Lhasa Environs - Drepung and Sera Monasteries

Monday, May 26, 2014
Lhasa, Tibet Autonomous Region, China
I spent my second full day in Lhasa visiting the two biggest Buddhist monasteries on the city's outskirts. Drepung and Sera are two of the six main monasteries of the Gelugpa (yellow hat) sect of Tibetan Buddhism. A third of the six, Ganden Monastery, is a somewhat further out from Lhasa on not on my itinerary. I don’t fully understand the different hat sects in Tibetan Buddhism, but as well as yellow hats there are black hat and red hat sects with other names and other monasteries.

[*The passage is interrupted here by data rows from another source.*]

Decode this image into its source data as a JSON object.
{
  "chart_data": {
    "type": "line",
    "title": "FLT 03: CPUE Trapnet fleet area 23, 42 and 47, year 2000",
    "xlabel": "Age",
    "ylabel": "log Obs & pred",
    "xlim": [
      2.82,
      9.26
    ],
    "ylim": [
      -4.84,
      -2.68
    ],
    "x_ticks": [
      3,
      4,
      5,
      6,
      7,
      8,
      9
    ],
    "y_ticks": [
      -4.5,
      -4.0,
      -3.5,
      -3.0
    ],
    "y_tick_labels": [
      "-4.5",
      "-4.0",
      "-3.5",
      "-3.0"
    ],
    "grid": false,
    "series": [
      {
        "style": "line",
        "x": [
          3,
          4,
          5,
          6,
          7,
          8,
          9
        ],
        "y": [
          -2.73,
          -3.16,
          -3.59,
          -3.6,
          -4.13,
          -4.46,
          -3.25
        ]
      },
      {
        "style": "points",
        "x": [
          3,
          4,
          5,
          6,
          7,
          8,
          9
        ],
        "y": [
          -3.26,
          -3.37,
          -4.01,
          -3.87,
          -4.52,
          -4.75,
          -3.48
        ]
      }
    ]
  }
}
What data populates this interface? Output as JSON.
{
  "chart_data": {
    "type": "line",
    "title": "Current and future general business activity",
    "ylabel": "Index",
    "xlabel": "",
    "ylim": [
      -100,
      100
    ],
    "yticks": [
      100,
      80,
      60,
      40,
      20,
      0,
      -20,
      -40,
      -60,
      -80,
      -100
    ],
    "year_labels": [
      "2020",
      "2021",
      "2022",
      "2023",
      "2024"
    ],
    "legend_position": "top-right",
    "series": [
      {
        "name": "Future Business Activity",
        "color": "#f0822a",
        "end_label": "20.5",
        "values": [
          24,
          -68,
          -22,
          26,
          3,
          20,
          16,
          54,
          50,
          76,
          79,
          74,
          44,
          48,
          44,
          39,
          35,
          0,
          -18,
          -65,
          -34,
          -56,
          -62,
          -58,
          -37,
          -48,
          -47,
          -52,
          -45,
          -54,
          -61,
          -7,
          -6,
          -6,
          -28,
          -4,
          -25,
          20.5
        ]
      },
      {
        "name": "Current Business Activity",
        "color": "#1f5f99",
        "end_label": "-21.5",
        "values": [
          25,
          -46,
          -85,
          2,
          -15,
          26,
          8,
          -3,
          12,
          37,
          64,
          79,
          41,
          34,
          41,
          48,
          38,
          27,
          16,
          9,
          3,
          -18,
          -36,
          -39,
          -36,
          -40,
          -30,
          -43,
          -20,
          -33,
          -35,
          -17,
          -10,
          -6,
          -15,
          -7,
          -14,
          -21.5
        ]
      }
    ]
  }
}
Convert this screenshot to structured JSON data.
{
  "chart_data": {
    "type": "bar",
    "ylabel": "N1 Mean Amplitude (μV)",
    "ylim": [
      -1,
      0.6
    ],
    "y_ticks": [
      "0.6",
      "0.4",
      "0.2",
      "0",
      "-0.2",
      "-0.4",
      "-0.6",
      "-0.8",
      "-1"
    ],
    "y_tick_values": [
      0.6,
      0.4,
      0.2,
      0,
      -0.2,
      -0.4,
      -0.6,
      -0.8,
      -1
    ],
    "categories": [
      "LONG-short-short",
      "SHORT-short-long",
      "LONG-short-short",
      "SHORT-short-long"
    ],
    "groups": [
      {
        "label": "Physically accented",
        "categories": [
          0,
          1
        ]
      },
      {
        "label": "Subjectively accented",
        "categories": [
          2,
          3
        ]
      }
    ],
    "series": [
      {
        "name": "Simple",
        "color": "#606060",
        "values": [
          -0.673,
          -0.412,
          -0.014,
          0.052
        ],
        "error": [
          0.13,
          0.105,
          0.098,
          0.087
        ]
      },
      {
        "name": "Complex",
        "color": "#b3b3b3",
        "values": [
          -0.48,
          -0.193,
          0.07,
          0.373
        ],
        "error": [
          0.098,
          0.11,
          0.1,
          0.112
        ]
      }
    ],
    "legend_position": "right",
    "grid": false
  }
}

Drepung is said to have once been the world’s largest monastery with 11,000 resident monks at one point . It pretty much escaped destruction by the Red Guards in the Cultural Revolution so remains mostly intact and nowadays has about 600 resident monks. Similar to the other big monasteries I visited, Drepung is huge. The picture fees were relatively low at Drepung and monks rather lackadaisical about collecting them, so I have far more building interior pictures than at the other monasteries. Drepung is built on a hillside several miles outside of Lhasa and requires a guide to visit so turned out to also be very untouristly.

In the afternoon as a group we took a public bus to Sera Monastery. Normally such an outing on the tour that’s paid for by "kitty" would be on the truck, but in this case getting Sura into and out of the Yak Hotel’s parking courtyard was too much of a challenge to bother with for a short side trip. Sera also has about 600 resident monks, down from over 5,000 before the Chinese invasion.

Sera is well on the tourist circuit and is known for monk’s debate time every afternoon which is open to the public. A large group of monks gather in the courtyard outside the assembly hall and debate each other on theological questions. “What are they debating about?” I wondered. Is it how many angels can dance on the top of the head of a pin? Or are they debating whether Tibet has or has not always been a part of China? The debating is accompanied by a lot of hand slaps and smacks which apparently indicate whether the novice answered the quiz question correctly or not. At times the debates looked quite heated. Then the debating suddenly stopped, and the monks sat down in facing rows and some small circles for prayer time with reading and chanting.